Central limit theorem

Reading time

God doesn't play dice," A. Einstein once said of quantum mechanics, calling into question one of the foundations of modern physics. However, experiments carried out in the 20th century proved him wrong, and it is now accepted that all observables in this world govern according to distribution probabilities and are subject to Heisenberg's uncertainty principle. The world is random... 

Understanding random phenomena is fundamental to understanding how the world works. A central theorem of statistical data analysis can be demonstrated mathematically: the central limit theorem. 

Any system resulting from the sum of many factors, independent of each other and of an equivalent order of magnitude, generates a distribution law that tends towards a normal distribution. 

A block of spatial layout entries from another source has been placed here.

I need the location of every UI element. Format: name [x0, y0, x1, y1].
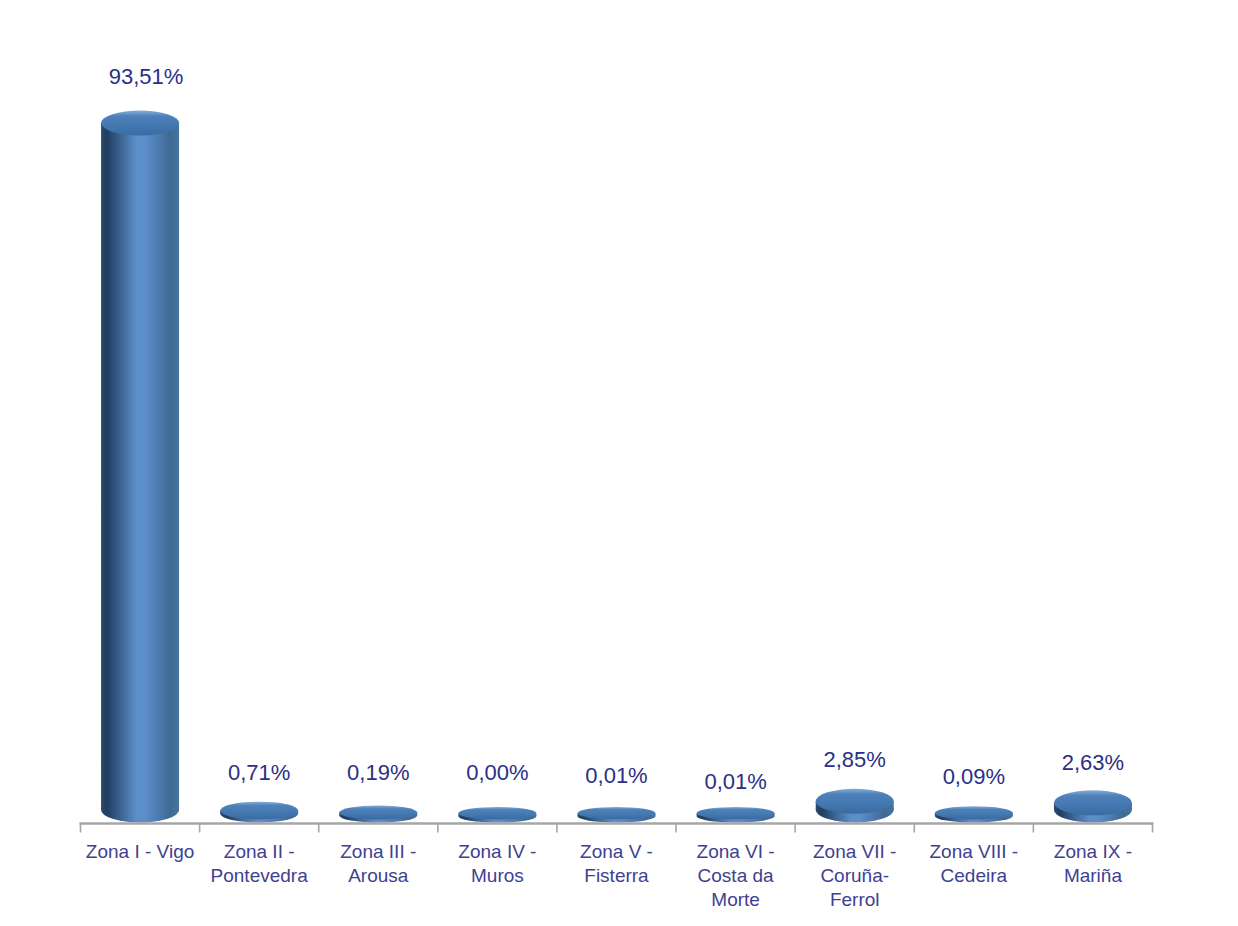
- value-label-1: 93,51%: [109, 64, 184, 89]
- cylinder-top: [1054, 790, 1132, 815]
- bar-8-zona-viii-cedeira: [935, 806, 1013, 822]
- value-label-7: 2,85%: [824, 747, 886, 772]
- bar-7-zona-vii-coru-a-ferrol: [816, 789, 894, 823]
- bar-2-zona-ii-pontevedra: [220, 802, 298, 823]
- category-label-1: Zona I - Vigo: [86, 841, 194, 862]
- cylinder-top: [220, 802, 298, 820]
- cylinder-top: [101, 111, 179, 136]
- value-label-4: 0,00%: [466, 760, 528, 785]
- cylinder-bar-chart: 93,51%Zona I - Vigo0,71%Zona II -Ponteve…: [0, 0, 1238, 926]
- value-label-3: 0,19%: [347, 760, 409, 785]
- cylinder-top: [458, 807, 536, 820]
- cylinder-top: [339, 806, 417, 820]
- bar-1-zona-i-vigo: [101, 111, 179, 823]
- bar-4-zona-iv-muros: [458, 807, 536, 823]
- value-label-6: 0,01%: [704, 769, 766, 794]
- value-label-2: 0,71%: [228, 760, 290, 785]
- bar-9-zona-ix-mari-a: [1054, 790, 1132, 822]
- cylinder-top: [697, 807, 775, 820]
- chart-page: 93,51%Zona I - Vigo0,71%Zona II -Ponteve…: [0, 0, 1238, 926]
- cylinder-top: [935, 806, 1013, 819]
- chart-area: 93,51%Zona I - Vigo0,71%Zona II -Ponteve…: [0, 0, 1238, 926]
- cylinder-top: [578, 807, 656, 820]
- value-label-9: 2,63%: [1062, 750, 1124, 775]
- bar-3-zona-iii-arousa: [339, 806, 417, 823]
- bar-5-zona-v-fisterra: [578, 807, 656, 823]
- value-label-8: 0,09%: [943, 764, 1005, 789]
- cylinder-top: [816, 789, 894, 814]
- bar-6-zona-vi-costa-da-morte: [697, 807, 775, 823]
- cylinder-side: [101, 123, 179, 810]
- value-label-5: 0,01%: [585, 763, 647, 788]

This theorem shows the importance of the normal distribution in analyzing the variability of an observable. To illustrate this, let's roll a die 1000 times in succession and observe the distribution of results: 

The distribution follows a uniform distribution, i.e. the die is equally likely to land on 1, 2, 3, 4, 5 or 6. The distribution does not resemble a normal distribution. 

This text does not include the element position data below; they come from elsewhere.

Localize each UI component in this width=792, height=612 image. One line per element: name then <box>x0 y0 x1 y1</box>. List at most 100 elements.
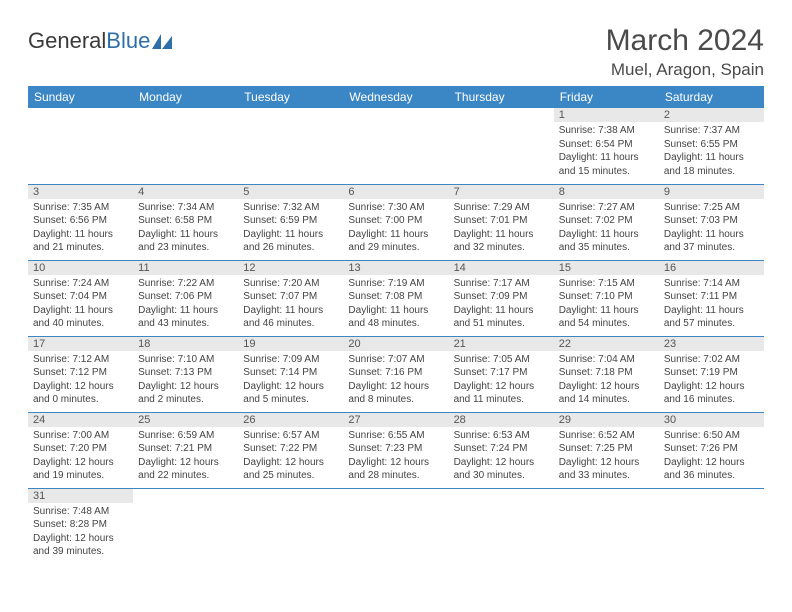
day-detail-line: Sunset: 7:24 PM <box>454 442 549 456</box>
day-detail-line: Sunset: 7:12 PM <box>33 366 128 380</box>
day-details: Sunrise: 7:02 AMSunset: 7:19 PMDaylight:… <box>659 351 764 411</box>
day-detail-line: Daylight: 12 hours <box>348 380 443 394</box>
day-details: Sunrise: 7:12 AMSunset: 7:12 PMDaylight:… <box>28 351 133 411</box>
calendar-table: Sunday Monday Tuesday Wednesday Thursday… <box>28 86 764 564</box>
day-number: 17 <box>28 337 133 351</box>
calendar-day-cell <box>449 108 554 184</box>
day-number: 8 <box>554 185 659 199</box>
month-title: March 2024 <box>606 24 764 58</box>
calendar-day-cell: 18Sunrise: 7:10 AMSunset: 7:13 PMDayligh… <box>133 336 238 412</box>
day-detail-line: Daylight: 12 hours <box>664 456 759 470</box>
day-detail-line: Sunset: 7:25 PM <box>559 442 654 456</box>
day-details: Sunrise: 7:17 AMSunset: 7:09 PMDaylight:… <box>449 275 554 335</box>
day-detail-line: Sunset: 7:01 PM <box>454 214 549 228</box>
calendar-week-row: 31Sunrise: 7:48 AMSunset: 8:28 PMDayligh… <box>28 488 764 564</box>
day-detail-line: Sunset: 6:59 PM <box>243 214 338 228</box>
day-detail-line: Sunrise: 7:22 AM <box>138 277 233 291</box>
calendar-day-cell: 4Sunrise: 7:34 AMSunset: 6:58 PMDaylight… <box>133 184 238 260</box>
day-details: Sunrise: 7:22 AMSunset: 7:06 PMDaylight:… <box>133 275 238 335</box>
day-details: Sunrise: 6:50 AMSunset: 7:26 PMDaylight:… <box>659 427 764 487</box>
day-details: Sunrise: 7:05 AMSunset: 7:17 PMDaylight:… <box>449 351 554 411</box>
day-details: Sunrise: 7:48 AMSunset: 8:28 PMDaylight:… <box>28 503 133 563</box>
day-detail-line: and 48 minutes. <box>348 317 443 331</box>
day-number: 21 <box>449 337 554 351</box>
day-details: Sunrise: 6:53 AMSunset: 7:24 PMDaylight:… <box>449 427 554 487</box>
day-detail-line: Daylight: 12 hours <box>33 456 128 470</box>
day-detail-line: Sunset: 7:02 PM <box>559 214 654 228</box>
logo-text-blue: Blue <box>106 28 150 54</box>
day-detail-line: Sunset: 7:26 PM <box>664 442 759 456</box>
calendar-day-cell <box>343 488 448 564</box>
calendar-day-cell <box>343 108 448 184</box>
day-number: 6 <box>343 185 448 199</box>
calendar-day-cell: 29Sunrise: 6:52 AMSunset: 7:25 PMDayligh… <box>554 412 659 488</box>
day-number: 10 <box>28 261 133 275</box>
day-detail-line: Sunset: 6:55 PM <box>664 138 759 152</box>
day-detail-line: and 16 minutes. <box>664 393 759 407</box>
day-detail-line: Daylight: 11 hours <box>33 304 128 318</box>
day-detail-line: and 39 minutes. <box>33 545 128 559</box>
weekday-header: Saturday <box>659 86 764 108</box>
day-detail-line: Sunrise: 6:53 AM <box>454 429 549 443</box>
day-detail-line: and 36 minutes. <box>664 469 759 483</box>
calendar-body: 1Sunrise: 7:38 AMSunset: 6:54 PMDaylight… <box>28 108 764 564</box>
day-details: Sunrise: 7:00 AMSunset: 7:20 PMDaylight:… <box>28 427 133 487</box>
day-detail-line: Sunrise: 7:29 AM <box>454 201 549 215</box>
day-details: Sunrise: 7:37 AMSunset: 6:55 PMDaylight:… <box>659 122 764 182</box>
day-detail-line: and 30 minutes. <box>454 469 549 483</box>
day-details: Sunrise: 7:38 AMSunset: 6:54 PMDaylight:… <box>554 122 659 182</box>
calendar-day-cell: 26Sunrise: 6:57 AMSunset: 7:22 PMDayligh… <box>238 412 343 488</box>
day-details <box>449 491 554 497</box>
day-detail-line: and 8 minutes. <box>348 393 443 407</box>
day-detail-line: Sunset: 7:07 PM <box>243 290 338 304</box>
day-detail-line: Sunset: 7:13 PM <box>138 366 233 380</box>
calendar-page: GeneralBlue March 2024 Muel, Aragon, Spa… <box>0 0 792 574</box>
day-detail-line: Daylight: 11 hours <box>664 151 759 165</box>
day-detail-line: and 54 minutes. <box>559 317 654 331</box>
day-detail-line: Sunrise: 7:35 AM <box>33 201 128 215</box>
day-detail-line: Daylight: 12 hours <box>664 380 759 394</box>
day-number: 7 <box>449 185 554 199</box>
day-detail-line: Sunrise: 7:17 AM <box>454 277 549 291</box>
day-details: Sunrise: 7:14 AMSunset: 7:11 PMDaylight:… <box>659 275 764 335</box>
calendar-day-cell: 13Sunrise: 7:19 AMSunset: 7:08 PMDayligh… <box>343 260 448 336</box>
calendar-day-cell: 21Sunrise: 7:05 AMSunset: 7:17 PMDayligh… <box>449 336 554 412</box>
day-detail-line: Sunrise: 7:04 AM <box>559 353 654 367</box>
day-detail-line: and 29 minutes. <box>348 241 443 255</box>
day-number: 28 <box>449 413 554 427</box>
day-details: Sunrise: 6:57 AMSunset: 7:22 PMDaylight:… <box>238 427 343 487</box>
weekday-header: Monday <box>133 86 238 108</box>
day-detail-line: Sunrise: 7:48 AM <box>33 505 128 519</box>
day-detail-line: and 14 minutes. <box>559 393 654 407</box>
day-detail-line: Sunrise: 7:02 AM <box>664 353 759 367</box>
day-number: 22 <box>554 337 659 351</box>
calendar-day-cell: 10Sunrise: 7:24 AMSunset: 7:04 PMDayligh… <box>28 260 133 336</box>
calendar-day-cell: 12Sunrise: 7:20 AMSunset: 7:07 PMDayligh… <box>238 260 343 336</box>
day-detail-line: and 28 minutes. <box>348 469 443 483</box>
day-details <box>554 491 659 497</box>
day-detail-line: Daylight: 11 hours <box>33 228 128 242</box>
day-detail-line: Sunrise: 7:27 AM <box>559 201 654 215</box>
day-details <box>28 110 133 116</box>
day-details: Sunrise: 7:29 AMSunset: 7:01 PMDaylight:… <box>449 199 554 259</box>
day-detail-line: Sunset: 6:58 PM <box>138 214 233 228</box>
day-detail-line: Sunrise: 7:12 AM <box>33 353 128 367</box>
weekday-header: Sunday <box>28 86 133 108</box>
day-details: Sunrise: 7:15 AMSunset: 7:10 PMDaylight:… <box>554 275 659 335</box>
day-number: 30 <box>659 413 764 427</box>
calendar-day-cell <box>28 108 133 184</box>
day-detail-line: Sunrise: 7:34 AM <box>138 201 233 215</box>
calendar-week-row: 3Sunrise: 7:35 AMSunset: 6:56 PMDaylight… <box>28 184 764 260</box>
day-number: 12 <box>238 261 343 275</box>
day-number: 5 <box>238 185 343 199</box>
calendar-day-cell: 27Sunrise: 6:55 AMSunset: 7:23 PMDayligh… <box>343 412 448 488</box>
day-number: 18 <box>133 337 238 351</box>
day-detail-line: Sunset: 7:10 PM <box>559 290 654 304</box>
logo-text-general: General <box>28 28 106 54</box>
day-detail-line: Sunset: 7:22 PM <box>243 442 338 456</box>
calendar-day-cell: 30Sunrise: 6:50 AMSunset: 7:26 PMDayligh… <box>659 412 764 488</box>
day-detail-line: and 23 minutes. <box>138 241 233 255</box>
calendar-day-cell: 5Sunrise: 7:32 AMSunset: 6:59 PMDaylight… <box>238 184 343 260</box>
day-detail-line: Daylight: 11 hours <box>559 228 654 242</box>
day-number: 1 <box>554 108 659 122</box>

Let's roll 10 dice 1000 times in a row and observe the distribution of the results of the sum of these 10 dice: 

Although each of the dice follows a uniform distribution, the distribution of the sum of the 10 dice follows a bell curve. This distribution is very close to a normal distribution. 

Indeed, if we follow the central limit theorem : 

  • We have a system 
  • Resulting from the sum of many factors (here the sum of 10 dice) 
  • Independent of each other (the result of one die has no influence on the result of another die) 
  • The order of magnitude of each of the dice is equivalent 

The distribution generated by this system tends towards a normal distribution. All in all, it's quite intuitive. When 10 dice are rolled, there is only one combination that will produce a result of 10 (all the dice landed on 1), whereas there are thousands of combinations that will produce a result of 35. As a result, outcomes close to 35 are much more likely to occur than extreme outcomes such as 10 or 60. The distribution law obtained is therefore close to a normal distribution law. 

The systems we usually observe have this type of distribution, because they satisfy the assumptions of the central limit theorem. Let's take the example of machining a part: 

  • It's a system that produces a rating. 
  • The deviation of the dimension from the target results from the sum of many factors (vibration, material hardness, tool positioning error, etc. ....). 
  • The factors are independent of each other (machine vibration has no influence on material hardness). 
  • The order of magnitude of these deviations is equivalent to 

The distribution of parts therefore tends towards a normal distribution, which is what we observe when we measure a series of parts.